Shrubs and Old Fashioned Garden Roses: In all but the coldest zones, most shrub roses and old fashioned garden roses require little or no winter protection. In colder zones, mound the plants with straw or hay as you would with more tender roses.
Tree Roses: In all but the mildest climates, remove the support stake and lay the trunk flat on the ground. If the trunk cannot be bent without causing damage, use The Minnesota Tip method (below) to lift one side of the root ball out of the ground so the trunk can lay flat. Cover the entire plant with soil (top, trunk, and exposed roots) and mulch with an additional several inches of straw. Tree roses growing in containers can be moved into an unheated garage or outbuilding until spring.
By Ellen Brown
One question that comes up for many gardeners this time of year, is how to prepare their roses for winter. The harsh winter weather found colder zones (zones 6 and below) can easily claim the lives of hybrid tea roses, floribunda and grandiflora roses, unless they are offered at least some level of winter protection. There are several ways to prepare your roses for winter and which method works best continues to cause heated debates among rosarians. In my opinion, it doesn't matter which method you choose, just as long as it carries your roses through until next spring. Mounding or "Hilling": Use fresh soil (or compost, bark, vermiculite, peat moss, saw dust, etc.) to create a mound of loosely layered mulch around the base of each bush. The mulch should be at least 10-12 inches deep. You don't have to cover the entire plant, but make sure the base of the bush is well insulated against the cold.
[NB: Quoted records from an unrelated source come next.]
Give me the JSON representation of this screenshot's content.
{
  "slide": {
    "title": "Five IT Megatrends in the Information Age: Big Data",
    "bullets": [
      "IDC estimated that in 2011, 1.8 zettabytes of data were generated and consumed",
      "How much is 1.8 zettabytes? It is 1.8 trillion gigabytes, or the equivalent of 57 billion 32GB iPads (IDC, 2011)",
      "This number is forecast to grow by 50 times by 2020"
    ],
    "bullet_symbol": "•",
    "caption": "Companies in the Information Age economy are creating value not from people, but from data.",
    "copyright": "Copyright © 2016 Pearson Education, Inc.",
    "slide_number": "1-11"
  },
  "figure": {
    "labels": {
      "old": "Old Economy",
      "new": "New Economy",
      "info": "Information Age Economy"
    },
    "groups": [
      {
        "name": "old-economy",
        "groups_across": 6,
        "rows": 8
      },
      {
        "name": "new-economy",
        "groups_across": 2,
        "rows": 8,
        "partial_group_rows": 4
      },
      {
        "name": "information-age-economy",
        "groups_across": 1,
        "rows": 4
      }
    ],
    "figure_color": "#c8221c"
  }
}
Gardeners in the coldest zones (6 and below) will want to take this a step further and cover the entire plant with mulch. You can do this quite easily by adding a collar around the bush made from chicken wire, hardware cloth or a tomato cage. Wrap the collar with cardboard, bubble wrap or tarp, fill it up with fresh straw and cover the top to prevent snow or rain from collecting inside. Keep the straw loose and the mulch porous to encourage air circulation and avoid smothering the roots and crown. This method usually provides enough protection for roses grown in zones 7 and 8.
Rose Cones: Another method is to add 10 to 12 inches of loose mulch around the base of the rose bush and cover it using a commercially available rose cone. These are usually made from Styrofoam and will need to be secured by some type of weight (rock or brick) to keep them from blowing away. If you're covering extremely tender roses, cut of the top of the cone and add straw for extra protection. It's also best to poke a few small holes in the sides of the cone to allow for some airflow.
Tipping: Here in Minnesota, many rosarians use a method we call the Minnesota Tip. The first step is to dig a trench. Start the digging away from the bush and work your way towards it. The trench needs to be long enough and wide enough to accommodate the entire rose bush.
Now using a spading fork, carefully pull the soil away from the area between the bud union and the main branching of the root system. You want to loosen the soil around the roots until you can bend or "tip" the bush completely into the trench. Hold the bush down into the trench and cover it with 2 or 3 inches of soil. On top of this, add 18 inches of loose leaves or straw. Around April 1st, gradually uncover the roses as the weather continues to warm up. By mid April, the roses can be lifted back into their upright positions and the canes syringed with water to prevent them from drying out.
Protecting Climbers: To protect climbing roses, remove them from their supports, bundle the canes, lay them on the ground and cover them with 6 to 10 inches of soil and mulch. Try to avoid cracking or splitting the stems when bending them.